Quote Originally Posted by kempofighter
I think that I have seen what the OP is talking about. I have seen a pattern where all data members of the class are static. Even though you can create multiple instances, every instances reads and writes to the same class attributes, which are all static.
Heheh, I decided to check my copy of the GoF book, and yeah, that pattern is listed as one of the things that the singleton pattern can replace (and conversely, the singleton pattern is one of those things that that pattern can replace).

Quote Originally Posted by kempofighter
If you have a type with a public constructor and you just create a static instance, there is nothing being enforced that would allow you to call that pattern a real implementation of singleton.
Yes, though I'd say that you can still refer to that lone object as a singleton, literally speaking.

Quote Originally Posted by Speedo
What get me is, you poll programmers about global state, and most will say it's a bad thing. Poll them again about singletons, and most tend to say that they're good. What's the difference?

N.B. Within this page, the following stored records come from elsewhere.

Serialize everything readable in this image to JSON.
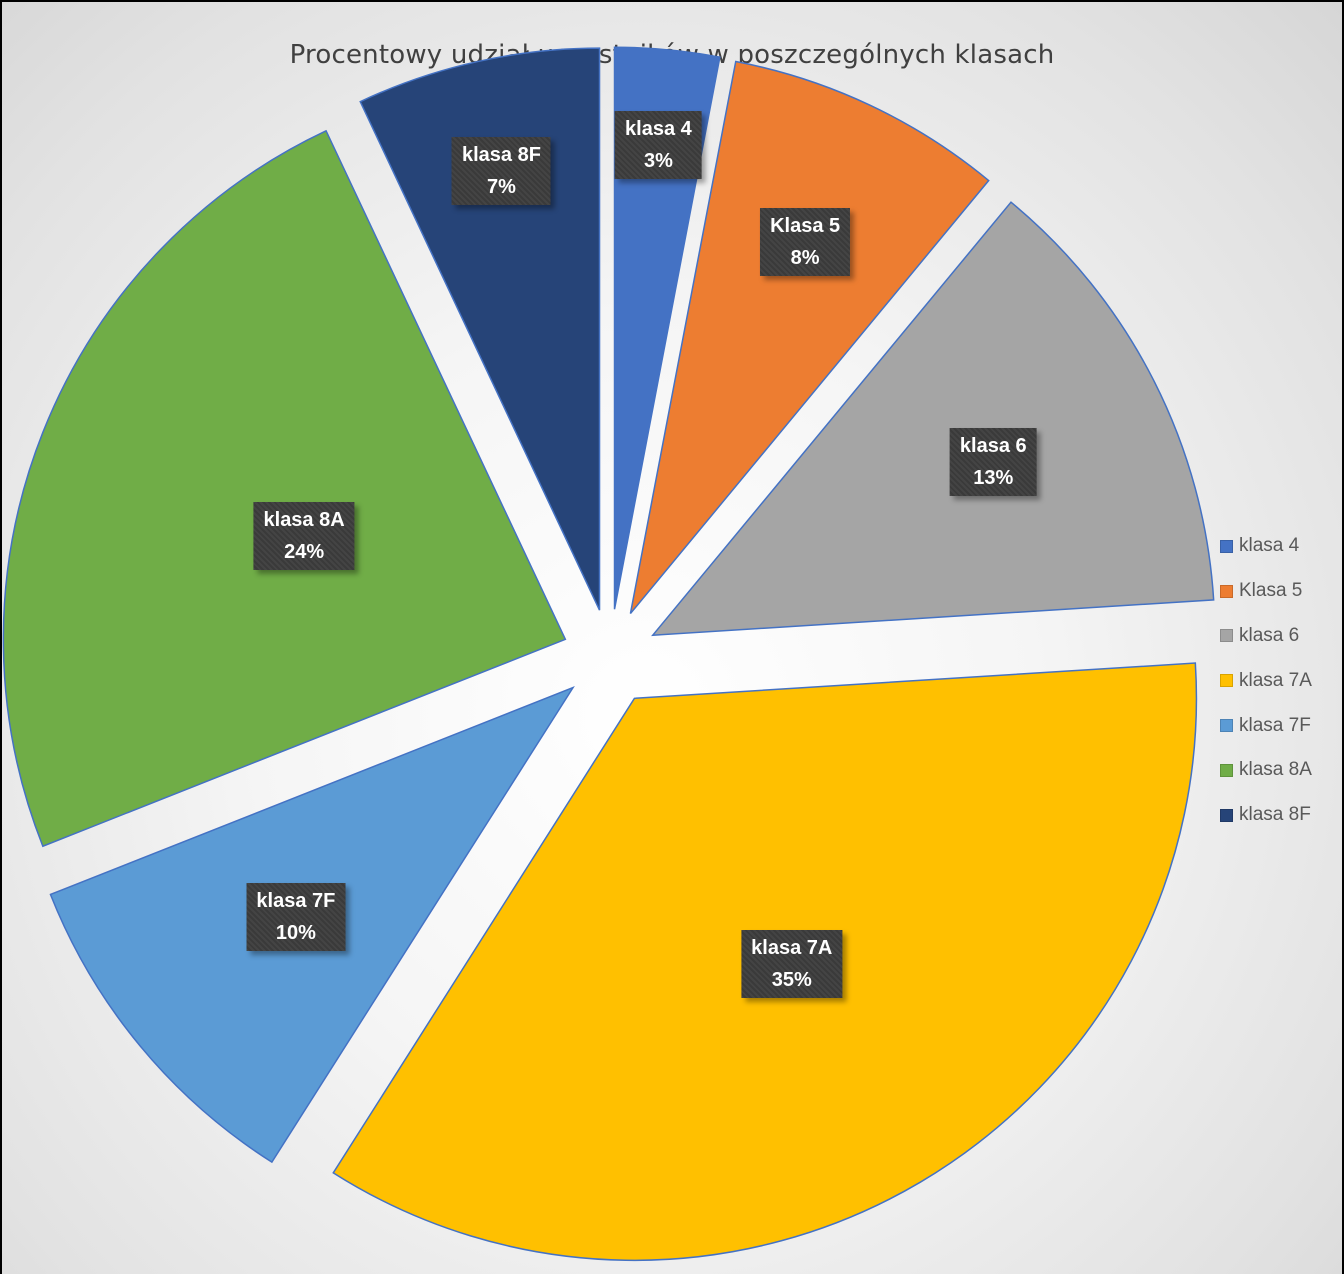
{
  "chart_data": {
    "type": "pie",
    "title": "Procentowy udział uczestników w poszczególnych klasach",
    "categories": [
      "klasa 4",
      "Klasa 5",
      "klasa 6",
      "klasa 7A",
      "klasa 7F",
      "klasa 8A",
      "klasa 8F"
    ],
    "values": [
      3,
      8,
      13,
      35,
      10,
      24,
      7
    ],
    "value_unit": "%",
    "data_labels": [
      {
        "name": "klasa 4",
        "pct": "3%"
      },
      {
        "name": "Klasa 5",
        "pct": "8%"
      },
      {
        "name": "klasa 6",
        "pct": "13%"
      },
      {
        "name": "klasa 7A",
        "pct": "35%"
      },
      {
        "name": "klasa 7F",
        "pct": "10%"
      },
      {
        "name": "klasa 8A",
        "pct": "24%"
      },
      {
        "name": "klasa 8F",
        "pct": "7%"
      }
    ],
    "colors": [
      "#4472C4",
      "#ED7D31",
      "#A5A5A5",
      "#FFC000",
      "#5B9BD5",
      "#70AD47",
      "#264478"
    ],
    "exploded": true,
    "legend_position": "right"
  }
}
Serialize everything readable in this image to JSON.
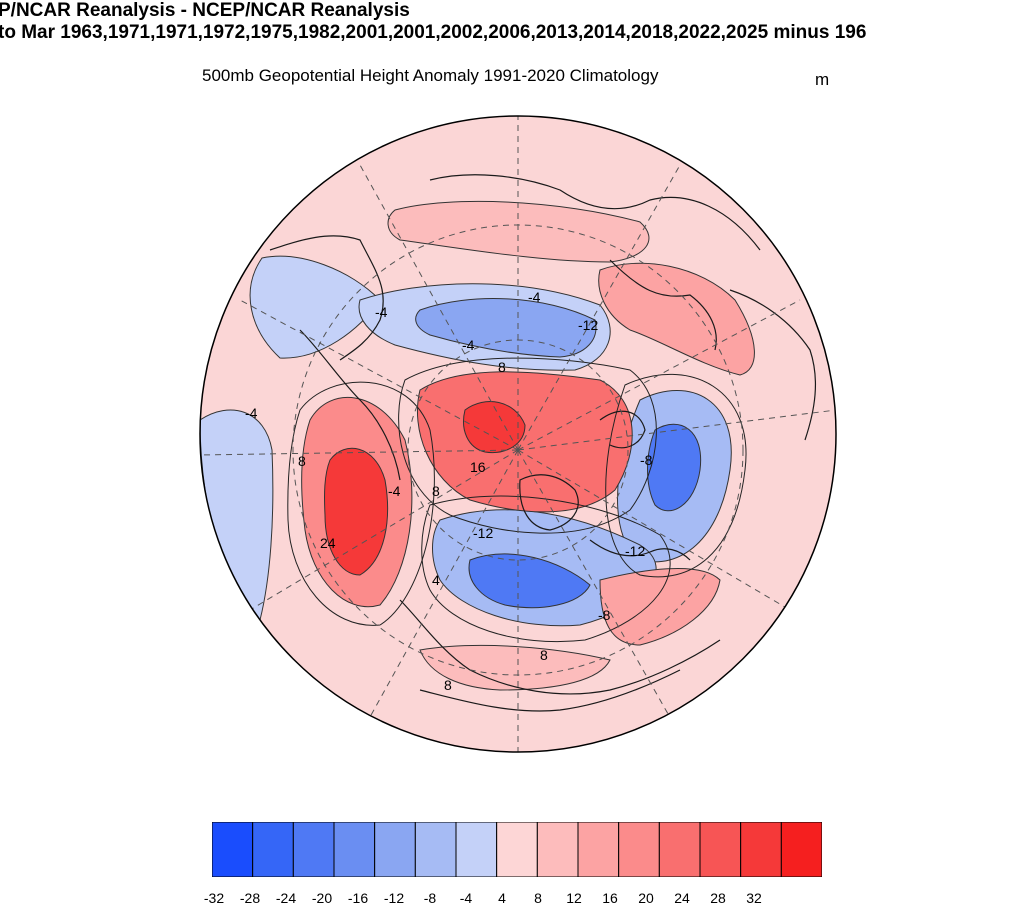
{
  "header": {
    "title_line1": "P/NCAR Reanalysis - NCEP/NCAR Reanalysis",
    "title_line2": "to Mar 1963,1971,1971,1972,1975,1982,2001,2001,2002,2006,2013,2014,2018,2022,2025 minus 196",
    "subtitle": "500mb Geopotential Height Anomaly  1991-2020 Climatology",
    "units": "m"
  },
  "colorbar": {
    "colors": [
      "#1a4dfd",
      "#3566f7",
      "#4f79f4",
      "#6a8ef2",
      "#8aa6f2",
      "#a6bbf4",
      "#c4d1f8",
      "#fdd6d6",
      "#fdbcbc",
      "#fca3a3",
      "#fb8b8b",
      "#f96f6f",
      "#f75555",
      "#f53939",
      "#f51f1f"
    ],
    "labels": [
      "-32",
      "-28",
      "-24",
      "-20",
      "-16",
      "-12",
      "-8",
      "-4",
      "4",
      "8",
      "12",
      "16",
      "20",
      "24",
      "28",
      "32"
    ]
  },
  "contour_labels": [
    "-4",
    "-12",
    "-4",
    "-4",
    "-4",
    "8",
    "16",
    "8",
    "-8",
    "-12",
    "-12",
    "-8",
    "24",
    "8",
    "4",
    "-4",
    "8",
    "8"
  ],
  "palette": {
    "background_anomaly": "#fbd6d6",
    "coast": "#1a1a1a"
  }
}
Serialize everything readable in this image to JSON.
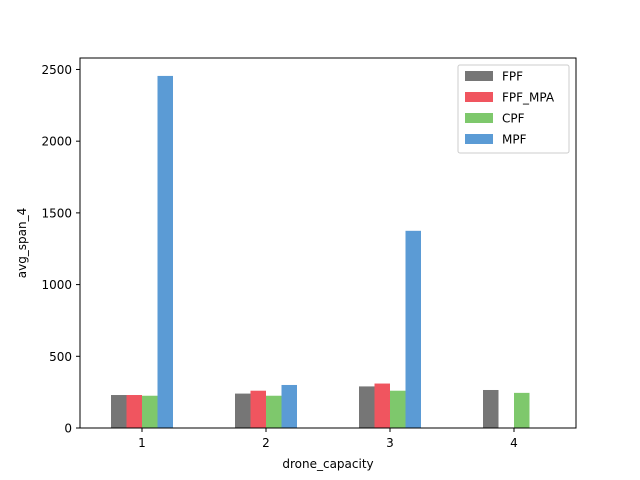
{
  "chart_data": {
    "type": "bar",
    "title": "",
    "xlabel": "drone_capacity",
    "ylabel": "avg_span_4",
    "categories": [
      "1",
      "2",
      "3",
      "4"
    ],
    "ylim": [
      0,
      2580
    ],
    "yticks": [
      0,
      500,
      1000,
      1500,
      2000,
      2500
    ],
    "grid": false,
    "legend_position": "top-right",
    "series": [
      {
        "name": "FPF",
        "color": "#767676",
        "values": [
          230,
          240,
          290,
          265
        ]
      },
      {
        "name": "FPF_MPA",
        "color": "#f0555f",
        "values": [
          230,
          260,
          310,
          null
        ]
      },
      {
        "name": "CPF",
        "color": "#7ec86c",
        "values": [
          225,
          225,
          260,
          245
        ]
      },
      {
        "name": "MPF",
        "color": "#5b9bd5",
        "values": [
          2455,
          300,
          1375,
          null
        ]
      }
    ]
  }
}
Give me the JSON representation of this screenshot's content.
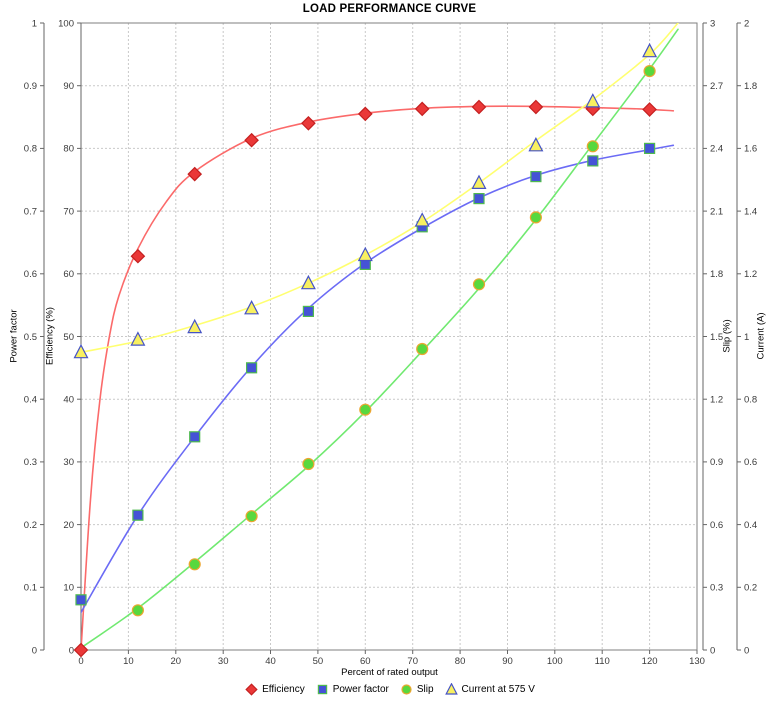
{
  "chart_data": {
    "type": "line",
    "title": "LOAD PERFORMANCE CURVE",
    "xlabel": "Percent of rated output",
    "xlim": [
      0,
      130
    ],
    "x_ticks": [
      "0",
      "10",
      "20",
      "30",
      "40",
      "50",
      "60",
      "70",
      "80",
      "90",
      "100",
      "110",
      "120",
      "130"
    ],
    "grid": true,
    "legend_position": "bottom",
    "colors": {
      "gridline": "#c9c9c9",
      "plot_border": "#7f7f7f",
      "axis_line": "#666666",
      "tick_label": "#3a3a3a",
      "background": "#ffffff"
    },
    "x": [
      0,
      12,
      24,
      36,
      48,
      60,
      72,
      84,
      96,
      108,
      120
    ],
    "axes": {
      "power_factor": {
        "label": "Power factor",
        "range": [
          0,
          1
        ],
        "ticks": [
          "0",
          "0.1",
          "0.2",
          "0.3",
          "0.4",
          "0.5",
          "0.6",
          "0.7",
          "0.8",
          "0.9",
          "1"
        ],
        "side": "left"
      },
      "efficiency": {
        "label": "Efficiency (%)",
        "range": [
          0,
          100
        ],
        "ticks": [
          "0",
          "10",
          "20",
          "30",
          "40",
          "50",
          "60",
          "70",
          "80",
          "90",
          "100"
        ],
        "side": "left"
      },
      "slip": {
        "label": "Slip (%)",
        "range": [
          0,
          3
        ],
        "ticks": [
          "0",
          "0.3",
          "0.6",
          "0.9",
          "1.2",
          "1.5",
          "1.8",
          "2.1",
          "2.4",
          "2.7",
          "3"
        ],
        "side": "right"
      },
      "current": {
        "label": "Current (A)",
        "range": [
          0,
          2
        ],
        "ticks": [
          "0",
          "0.2",
          "0.4",
          "0.6",
          "0.8",
          "1",
          "1.2",
          "1.4",
          "1.6",
          "1.8",
          "2"
        ],
        "side": "right"
      }
    },
    "series": [
      {
        "name": "Efficiency",
        "axis": "efficiency",
        "marker": "diamond",
        "fill": "#ea3838",
        "outline": "#c42020",
        "line": "#fb6a6a",
        "values": [
          0,
          62.8,
          75.9,
          81.3,
          84.0,
          85.5,
          86.3,
          86.6,
          86.6,
          86.3,
          86.2
        ],
        "curve": [
          [
            0,
            0
          ],
          [
            2,
            24
          ],
          [
            4,
            40
          ],
          [
            6,
            50
          ],
          [
            8,
            56.5
          ],
          [
            12,
            64
          ],
          [
            18,
            71.5
          ],
          [
            24,
            76.3
          ],
          [
            36,
            81.6
          ],
          [
            48,
            84.2
          ],
          [
            60,
            85.6
          ],
          [
            72,
            86.4
          ],
          [
            84,
            86.7
          ],
          [
            96,
            86.7
          ],
          [
            108,
            86.5
          ],
          [
            118,
            86.3
          ],
          [
            125,
            86.0
          ]
        ]
      },
      {
        "name": "Power factor",
        "axis": "power_factor",
        "marker": "square",
        "fill": "#4553d6",
        "outline": "#4fba4f",
        "line": "#6b6bf5",
        "values": [
          0.08,
          0.215,
          0.34,
          0.45,
          0.54,
          0.615,
          0.675,
          0.72,
          0.755,
          0.78,
          0.8
        ],
        "curve": [
          [
            0,
            0.06
          ],
          [
            12,
            0.215
          ],
          [
            24,
            0.34
          ],
          [
            36,
            0.452
          ],
          [
            48,
            0.545
          ],
          [
            60,
            0.617
          ],
          [
            72,
            0.673
          ],
          [
            84,
            0.721
          ],
          [
            96,
            0.757
          ],
          [
            108,
            0.781
          ],
          [
            120,
            0.798
          ],
          [
            125,
            0.805
          ]
        ]
      },
      {
        "name": "Slip",
        "axis": "slip",
        "marker": "circle",
        "fill": "#58d83e",
        "outline": "#eda631",
        "line": "#70e970",
        "values": [
          null,
          0.19,
          0.41,
          0.64,
          0.89,
          1.15,
          1.44,
          1.75,
          2.07,
          2.41,
          2.77
        ],
        "curve": [
          [
            0,
            0.01
          ],
          [
            12,
            0.2
          ],
          [
            24,
            0.42
          ],
          [
            36,
            0.65
          ],
          [
            48,
            0.88
          ],
          [
            60,
            1.14
          ],
          [
            72,
            1.43
          ],
          [
            84,
            1.73
          ],
          [
            96,
            2.06
          ],
          [
            108,
            2.42
          ],
          [
            120,
            2.78
          ],
          [
            126,
            2.97
          ]
        ]
      },
      {
        "name": "Current at 575 V",
        "axis": "current",
        "marker": "triangle",
        "fill": "#f8f060",
        "outline": "#4553c6",
        "line": "#ffff70",
        "values": [
          0.95,
          0.99,
          1.03,
          1.09,
          1.17,
          1.26,
          1.37,
          1.49,
          1.61,
          1.75,
          1.91
        ],
        "curve": [
          [
            0,
            0.95
          ],
          [
            12,
            0.985
          ],
          [
            24,
            1.035
          ],
          [
            36,
            1.095
          ],
          [
            48,
            1.17
          ],
          [
            60,
            1.26
          ],
          [
            72,
            1.365
          ],
          [
            84,
            1.49
          ],
          [
            96,
            1.625
          ],
          [
            108,
            1.755
          ],
          [
            120,
            1.9
          ],
          [
            126,
            2.0
          ]
        ]
      }
    ]
  }
}
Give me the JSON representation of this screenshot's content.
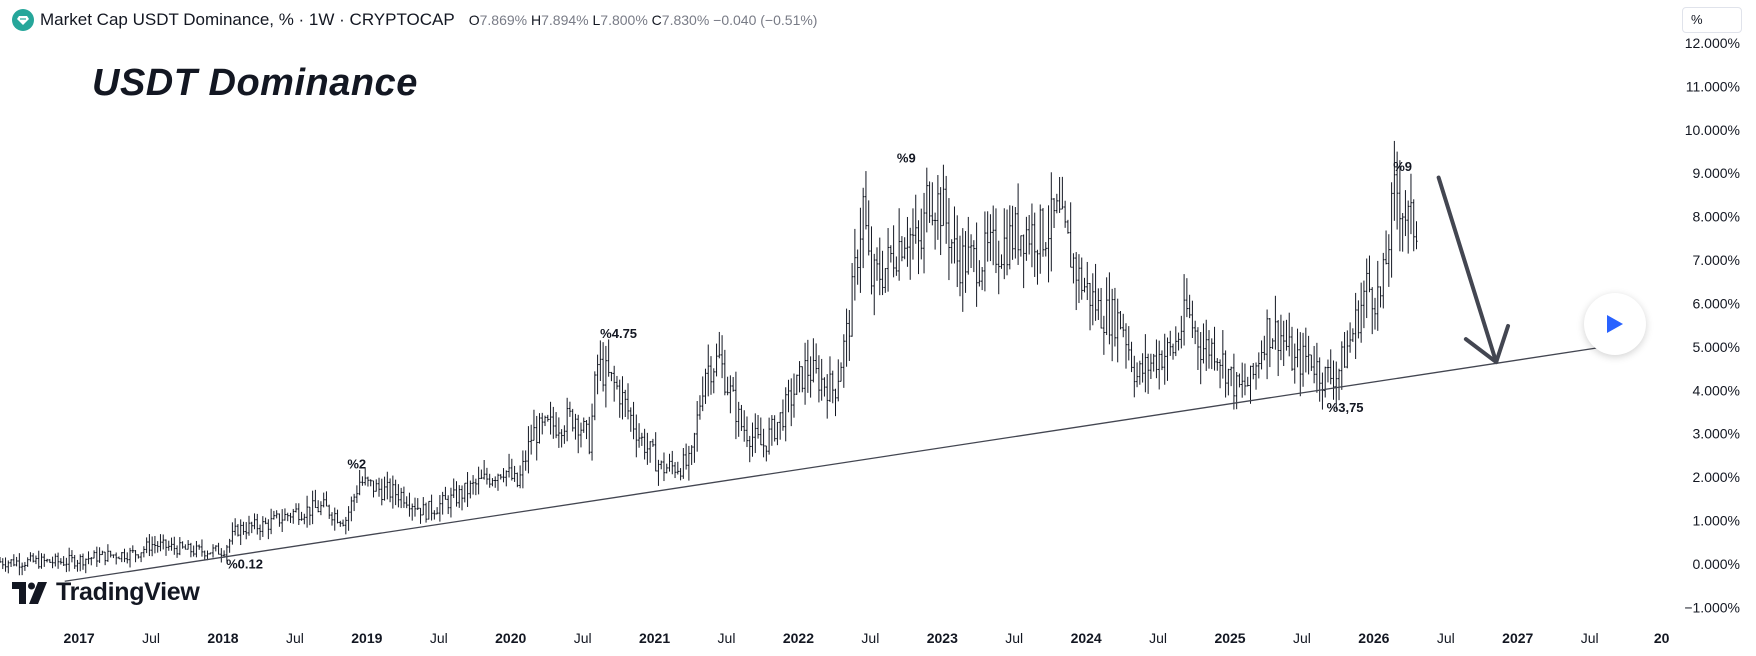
{
  "header": {
    "symbol_title": "Market Cap USDT Dominance, % · 1W · CRYPTOCAP",
    "open_label": "O",
    "open_value": "7.869%",
    "high_label": "H",
    "high_value": "7.894%",
    "low_label": "L",
    "low_value": "7.800%",
    "close_label": "C",
    "close_value": "7.830%",
    "change": "−0.040 (−0.51%)"
  },
  "scale_button_label": "%",
  "overlay_title": "USDT Dominance",
  "brand": "TradingView",
  "icons": {
    "symbol_logo": "tether-diamond-icon",
    "brand_logo": "tradingview-logo-icon",
    "play": "play-icon"
  },
  "colors": {
    "candles": "#131722",
    "trendline": "#434651",
    "arrow": "#434651",
    "play": "#2962ff",
    "axis_text": "#131722",
    "symbol_logo": "#26a69a"
  },
  "chart_data": {
    "type": "candlestick",
    "timeframe": "1W",
    "y_axis": {
      "unit": "%",
      "ylim": [
        -1.2,
        12.3
      ],
      "ticks": [
        "12.000%",
        "11.000%",
        "10.000%",
        "9.000%",
        "8.000%",
        "7.000%",
        "6.000%",
        "5.000%",
        "4.000%",
        "3.000%",
        "2.000%",
        "1.000%",
        "0.000%",
        "−1.000%"
      ],
      "tick_values": [
        12,
        11,
        10,
        9,
        8,
        7,
        6,
        5,
        4,
        3,
        2,
        1,
        0,
        -1
      ],
      "position": "right"
    },
    "x_axis": {
      "xlim": [
        2016.45,
        2028.1
      ],
      "ticks": [
        "2017",
        "Jul",
        "2018",
        "Jul",
        "2019",
        "Jul",
        "2020",
        "Jul",
        "2021",
        "Jul",
        "2022",
        "Jul",
        "2023",
        "Jul",
        "2024",
        "Jul",
        "2025",
        "Jul",
        "2026",
        "Jul",
        "2027",
        "Jul",
        "20"
      ],
      "tick_values": [
        2017.0,
        2017.5,
        2018.0,
        2018.5,
        2019.0,
        2019.5,
        2020.0,
        2020.5,
        2021.0,
        2021.5,
        2022.0,
        2022.5,
        2023.0,
        2023.5,
        2024.0,
        2024.5,
        2025.0,
        2025.5,
        2026.0,
        2026.5,
        2027.0,
        2027.5,
        2028.0
      ],
      "bold_ticks": [
        "2017",
        "2018",
        "2019",
        "2020",
        "2021",
        "2022",
        "2023",
        "2024",
        "2025",
        "2026",
        "2027",
        "20"
      ]
    },
    "grid": false,
    "series": [
      {
        "key_points": [
          [
            2016.45,
            0.05
          ],
          [
            2016.9,
            0.05
          ],
          [
            2017.2,
            0.2
          ],
          [
            2017.4,
            0.25
          ],
          [
            2017.5,
            0.45
          ],
          [
            2017.6,
            0.4
          ],
          [
            2017.8,
            0.3
          ],
          [
            2018.0,
            0.3
          ],
          [
            2018.1,
            0.8
          ],
          [
            2018.3,
            0.9
          ],
          [
            2018.5,
            1.2
          ],
          [
            2018.7,
            1.3
          ],
          [
            2018.85,
            1.0
          ],
          [
            2018.95,
            1.9
          ],
          [
            2019.1,
            1.7
          ],
          [
            2019.25,
            1.6
          ],
          [
            2019.4,
            1.2
          ],
          [
            2019.6,
            1.5
          ],
          [
            2019.8,
            1.9
          ],
          [
            2019.95,
            2.2
          ],
          [
            2020.05,
            1.8
          ],
          [
            2020.15,
            3.0
          ],
          [
            2020.3,
            3.2
          ],
          [
            2020.45,
            3.4
          ],
          [
            2020.55,
            2.8
          ],
          [
            2020.6,
            4.6
          ],
          [
            2020.75,
            4.0
          ],
          [
            2020.9,
            2.9
          ],
          [
            2021.05,
            2.2
          ],
          [
            2021.25,
            2.3
          ],
          [
            2021.35,
            4.5
          ],
          [
            2021.45,
            4.7
          ],
          [
            2021.6,
            3.2
          ],
          [
            2021.75,
            2.7
          ],
          [
            2021.9,
            3.5
          ],
          [
            2022.05,
            4.5
          ],
          [
            2022.25,
            4.0
          ],
          [
            2022.35,
            5.5
          ],
          [
            2022.45,
            8.3
          ],
          [
            2022.5,
            6.5
          ],
          [
            2022.6,
            6.8
          ],
          [
            2022.75,
            7.7
          ],
          [
            2022.85,
            7.2
          ],
          [
            2022.9,
            8.6
          ],
          [
            2023.0,
            8.2
          ],
          [
            2023.1,
            7.0
          ],
          [
            2023.25,
            7.0
          ],
          [
            2023.4,
            7.3
          ],
          [
            2023.55,
            7.7
          ],
          [
            2023.7,
            7.6
          ],
          [
            2023.8,
            8.0
          ],
          [
            2023.95,
            6.6
          ],
          [
            2024.1,
            5.8
          ],
          [
            2024.25,
            5.6
          ],
          [
            2024.35,
            4.3
          ],
          [
            2024.5,
            4.8
          ],
          [
            2024.6,
            4.9
          ],
          [
            2024.7,
            5.8
          ],
          [
            2024.8,
            5.0
          ],
          [
            2024.9,
            5.0
          ],
          [
            2025.05,
            4.0
          ],
          [
            2025.15,
            4.2
          ],
          [
            2025.25,
            5.4
          ],
          [
            2025.35,
            5.3
          ],
          [
            2025.45,
            4.6
          ],
          [
            2025.55,
            4.8
          ],
          [
            2025.65,
            4.3
          ],
          [
            2025.75,
            4.4
          ],
          [
            2025.85,
            5.3
          ],
          [
            2025.95,
            6.4
          ],
          [
            2026.05,
            6.1
          ],
          [
            2026.15,
            8.7
          ],
          [
            2026.25,
            7.8
          ],
          [
            2026.3,
            7.83
          ]
        ]
      }
    ],
    "annotations": [
      {
        "text": "%0.12",
        "x": 2018.15,
        "y": -0.1
      },
      {
        "text": "%2",
        "x": 2018.93,
        "y": 2.2
      },
      {
        "text": "%4.75",
        "x": 2020.75,
        "y": 5.2
      },
      {
        "text": "%9",
        "x": 2022.75,
        "y": 9.25
      },
      {
        "text": "%9",
        "x": 2026.2,
        "y": 9.05
      },
      {
        "text": "%3,75",
        "x": 2025.8,
        "y": 3.5
      }
    ],
    "trendline": {
      "from": [
        2016.9,
        -0.4
      ],
      "to": [
        2027.6,
        5.0
      ]
    },
    "arrow": {
      "from": [
        2026.45,
        8.9
      ],
      "to": [
        2026.85,
        4.65
      ]
    }
  }
}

I would say that "most tend to say that they're good" is an exaggeration, but my take is that the difference is because in those specific cases where one really needs to enforce the singleton property and a single point of access makes sense, the singleton pattern is tolerable (but woe to you if your requirements change too much!), whereas ordinary global variables give you global state with no mitigating factors (other than allowing you to be careless about design).